|Facility: COLORADO MENTAL HEALTH INSTITUTE AT PUEBLO-PSYCH
Date of Occurrence: 7/27/2016
Report Timely: Yes
Type of Occurrence: Neglect
DESCRIPTION OF OCCURRENCE:
On 07/27/16 a male patient in his 40's with a prosthetic heart valve failed to receive prophylactic antibiotics prior to a tooth extraction.
The facility conducted an internal investigation and notified the physician. The patient had a mechanical aortic valve replacement in 2008 due to a congenital defect. He was seen on 07/27/16 in the dental clinic for a routine examination. He complained of a toothache and, upon assessment, was noted to have a broken, abscessed tooth. The clinic schedule allowed for extraction of the abscessed tooth the same day. After successful extraction of the tooth, the patient returned to his treatment unit. As the dentist was completing paperwork, the patient's prosthetic heart valve history, which was previously overlooked, was identified. The dentist wrote a "stat" (urgent) order for the patient to receive antibiotics post-extraction. Due to the patient's prosthetic cardiac valve and risk for infective endocarditis, the use of preventive antibiotics was recommended prior to the procedure and was part of the facility's usual practice. The facility noted the window of effectiveness for preventive antibiotics in such a case was four hours. However, by the time the patient received the medication, closer to five hours had elapsed. The patient was monitored by his medical provider and was showing no signs of adverse effects from the late antibiotic administration. The dentist was counseled regarding the importance of reviewing a patient's history and physical prior to treating. The dentist was also advised to notify a patient's treatment unit if required information was not available in the medical record. The facility noted various factors, including a lack of clear communication, contributed to the occurrence. The facility identified they lacked a consistent method for communicating stat orders for medications not administered in the dental clinic. Also, though the patient's history and physical was dictated, the typed version was not in the medical record and information pertinent to the patient's history was handwritten on the back of a form in the record. The dentist's stat order was identified as poorly written, contributing to the order being overlooked by nursing staff. The facility formulated numerous interventions to address the occurrence failures. The facility also noted they were developing an electronic health record (EHR) with an outside vendor, which was set to go live in February of 2017. The facility planned to incorporate lessons learned from the occurrence investigation into the development of the EHR to help prevent the recurrence of such an event.

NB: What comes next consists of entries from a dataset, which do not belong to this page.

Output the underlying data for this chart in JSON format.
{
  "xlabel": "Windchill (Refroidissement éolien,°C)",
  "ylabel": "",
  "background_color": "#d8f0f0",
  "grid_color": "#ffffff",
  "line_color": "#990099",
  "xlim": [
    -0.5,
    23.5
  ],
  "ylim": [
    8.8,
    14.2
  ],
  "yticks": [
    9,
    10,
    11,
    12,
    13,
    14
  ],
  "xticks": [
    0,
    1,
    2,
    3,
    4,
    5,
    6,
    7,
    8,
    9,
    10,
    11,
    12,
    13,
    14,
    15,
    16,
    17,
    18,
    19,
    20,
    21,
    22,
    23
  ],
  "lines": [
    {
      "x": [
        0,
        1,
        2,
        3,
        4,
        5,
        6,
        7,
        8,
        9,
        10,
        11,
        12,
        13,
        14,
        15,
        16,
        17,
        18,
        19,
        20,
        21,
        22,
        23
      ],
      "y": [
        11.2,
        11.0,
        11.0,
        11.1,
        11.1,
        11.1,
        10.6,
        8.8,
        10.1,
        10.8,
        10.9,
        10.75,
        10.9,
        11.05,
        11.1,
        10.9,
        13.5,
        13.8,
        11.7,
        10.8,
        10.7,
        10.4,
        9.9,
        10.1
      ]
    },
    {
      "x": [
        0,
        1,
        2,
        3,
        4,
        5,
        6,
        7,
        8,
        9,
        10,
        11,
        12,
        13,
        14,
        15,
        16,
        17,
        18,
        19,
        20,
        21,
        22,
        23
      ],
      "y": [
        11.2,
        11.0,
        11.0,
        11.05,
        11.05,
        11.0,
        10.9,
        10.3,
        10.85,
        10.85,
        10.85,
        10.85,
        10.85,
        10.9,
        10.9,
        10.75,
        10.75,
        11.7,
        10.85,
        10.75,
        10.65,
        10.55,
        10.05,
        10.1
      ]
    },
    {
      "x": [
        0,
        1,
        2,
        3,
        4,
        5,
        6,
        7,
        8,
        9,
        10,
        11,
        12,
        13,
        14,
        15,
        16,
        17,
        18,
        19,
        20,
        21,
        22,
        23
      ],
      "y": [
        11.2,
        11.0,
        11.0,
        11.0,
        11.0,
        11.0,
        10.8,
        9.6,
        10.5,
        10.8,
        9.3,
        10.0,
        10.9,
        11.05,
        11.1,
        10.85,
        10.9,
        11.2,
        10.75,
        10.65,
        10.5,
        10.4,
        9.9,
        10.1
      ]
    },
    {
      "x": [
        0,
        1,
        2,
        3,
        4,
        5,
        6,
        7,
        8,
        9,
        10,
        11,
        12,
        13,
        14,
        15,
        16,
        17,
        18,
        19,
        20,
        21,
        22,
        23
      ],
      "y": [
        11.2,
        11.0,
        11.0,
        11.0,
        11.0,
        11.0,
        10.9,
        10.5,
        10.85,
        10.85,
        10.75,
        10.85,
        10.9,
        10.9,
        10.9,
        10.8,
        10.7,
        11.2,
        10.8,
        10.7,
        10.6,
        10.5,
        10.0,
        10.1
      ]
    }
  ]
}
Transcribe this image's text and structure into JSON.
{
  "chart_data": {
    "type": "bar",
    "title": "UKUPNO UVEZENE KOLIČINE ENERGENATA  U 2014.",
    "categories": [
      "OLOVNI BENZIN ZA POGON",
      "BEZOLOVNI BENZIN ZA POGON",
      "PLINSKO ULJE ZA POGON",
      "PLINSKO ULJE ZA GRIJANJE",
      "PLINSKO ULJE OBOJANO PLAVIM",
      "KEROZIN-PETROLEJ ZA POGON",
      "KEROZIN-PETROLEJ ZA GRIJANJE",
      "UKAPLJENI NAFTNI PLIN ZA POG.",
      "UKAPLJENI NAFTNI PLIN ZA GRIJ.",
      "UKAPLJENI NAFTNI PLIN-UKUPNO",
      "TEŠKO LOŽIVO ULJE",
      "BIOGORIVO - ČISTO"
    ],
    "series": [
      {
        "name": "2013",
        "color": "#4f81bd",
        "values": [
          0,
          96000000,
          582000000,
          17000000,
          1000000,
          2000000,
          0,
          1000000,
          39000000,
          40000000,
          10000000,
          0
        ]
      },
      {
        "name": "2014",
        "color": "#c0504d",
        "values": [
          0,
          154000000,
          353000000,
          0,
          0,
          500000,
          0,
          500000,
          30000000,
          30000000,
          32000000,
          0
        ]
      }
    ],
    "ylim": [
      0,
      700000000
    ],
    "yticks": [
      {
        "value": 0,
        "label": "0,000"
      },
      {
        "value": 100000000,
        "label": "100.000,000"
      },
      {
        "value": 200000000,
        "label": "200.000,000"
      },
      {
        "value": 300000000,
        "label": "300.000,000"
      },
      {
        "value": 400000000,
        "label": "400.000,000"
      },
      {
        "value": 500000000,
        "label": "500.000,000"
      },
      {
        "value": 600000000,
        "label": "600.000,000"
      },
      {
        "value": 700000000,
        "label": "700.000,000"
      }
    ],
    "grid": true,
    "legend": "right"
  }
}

The Department reviewed the facility's report and supplemental documentation and found that the facility acted appropriately by reporting the occurrence, notifying the appropriate persons and agencies and conducting an investigation.
The Department will review this occurrence prior to the next survey.
Sent to Facility: 11/7/2016
FACILITY COMMENT: Following receipt of the above summary, no additional comments were submitted by the facility.